Hotel Boats Duke and Duchess heading north.
Derelict swing bridge at Wood Park Farm
Not BW cut-backs this time.
Cruising through the beautiful Warwickshire countryside (we left Staffordshire yesterday this side of Tamworth) the gentle breeze brought the sweet, musky scent of rapeseed pollen.
Grendon Dock, home of Narrowcraft, looks busy.
Atherstone Locks was the main focus of the day. 11 locks, lifting the canal around 90 feet, starting in farmland, running through housing and finishing on the southern edge of this small town.
Into the flight, Lock 11
The flight is pretty and well maintained, though all the locks are slow to fill. Still, it does mean that there’s less chance of broken crockery! The resident lock keeper works from the cottage at the top of the flight, though we’ve never seen him about.
About half-way up
Baddesley Wharf, home of another boatbuilder of distinction, Barry Hawkins.

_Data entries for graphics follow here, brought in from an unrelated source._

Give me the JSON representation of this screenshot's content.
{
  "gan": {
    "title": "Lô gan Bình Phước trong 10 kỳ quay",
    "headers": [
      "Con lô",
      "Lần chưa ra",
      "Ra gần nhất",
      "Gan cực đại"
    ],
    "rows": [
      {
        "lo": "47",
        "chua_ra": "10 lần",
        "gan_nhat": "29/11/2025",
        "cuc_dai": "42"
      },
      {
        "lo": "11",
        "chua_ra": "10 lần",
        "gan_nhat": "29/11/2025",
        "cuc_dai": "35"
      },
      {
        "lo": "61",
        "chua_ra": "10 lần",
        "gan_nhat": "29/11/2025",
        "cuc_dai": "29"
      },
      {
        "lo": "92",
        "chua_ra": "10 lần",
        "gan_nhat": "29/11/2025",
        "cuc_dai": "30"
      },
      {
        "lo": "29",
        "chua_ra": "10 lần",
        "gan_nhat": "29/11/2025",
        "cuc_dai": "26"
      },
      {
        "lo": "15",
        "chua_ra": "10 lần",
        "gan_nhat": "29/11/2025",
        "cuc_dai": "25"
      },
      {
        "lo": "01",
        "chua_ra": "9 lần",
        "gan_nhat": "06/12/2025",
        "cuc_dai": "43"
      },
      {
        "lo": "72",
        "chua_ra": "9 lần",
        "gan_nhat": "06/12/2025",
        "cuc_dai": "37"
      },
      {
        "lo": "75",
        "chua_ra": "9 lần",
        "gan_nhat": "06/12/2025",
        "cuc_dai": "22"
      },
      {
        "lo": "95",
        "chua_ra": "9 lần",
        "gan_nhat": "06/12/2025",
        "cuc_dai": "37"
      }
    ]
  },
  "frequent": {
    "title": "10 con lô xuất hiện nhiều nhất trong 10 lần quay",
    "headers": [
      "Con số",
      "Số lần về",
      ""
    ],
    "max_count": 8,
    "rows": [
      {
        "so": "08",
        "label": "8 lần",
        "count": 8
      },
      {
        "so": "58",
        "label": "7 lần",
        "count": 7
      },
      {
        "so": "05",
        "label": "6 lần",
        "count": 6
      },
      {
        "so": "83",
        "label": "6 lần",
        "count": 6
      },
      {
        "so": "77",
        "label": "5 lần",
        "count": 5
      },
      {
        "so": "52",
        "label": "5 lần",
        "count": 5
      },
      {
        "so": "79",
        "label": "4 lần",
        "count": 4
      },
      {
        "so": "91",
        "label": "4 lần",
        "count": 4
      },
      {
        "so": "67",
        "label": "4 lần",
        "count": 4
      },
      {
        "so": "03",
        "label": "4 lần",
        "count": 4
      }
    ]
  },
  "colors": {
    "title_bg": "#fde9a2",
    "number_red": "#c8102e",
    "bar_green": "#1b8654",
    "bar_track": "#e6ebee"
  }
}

The disused side pond at lock 2 has been adopted as a moorhen nursery…
Rothens Coal Yard at the top lock
Another couple of very pleasant miles took us to Hartshill, where we pulled in just before the BW maintenance yard. It’s busier here than we expected, we just managed to get into the only boat sized slot left.Just visible over the top of Seyella is the clock tower at the yard, and to it's right is "Mount Judd", the conical spoil heap from Judkins Granite Quarry.
It’s been a fine, warm day. I was even able to dispense with my fleece pullover at noon, but had to put it on at the top of the flight. Forecast for the next couple of days is a bit grim, with wet and windy weather moving in. We’ll have to see what we’re going to do. We’re still well on schedule for Oxford in the middle of next month.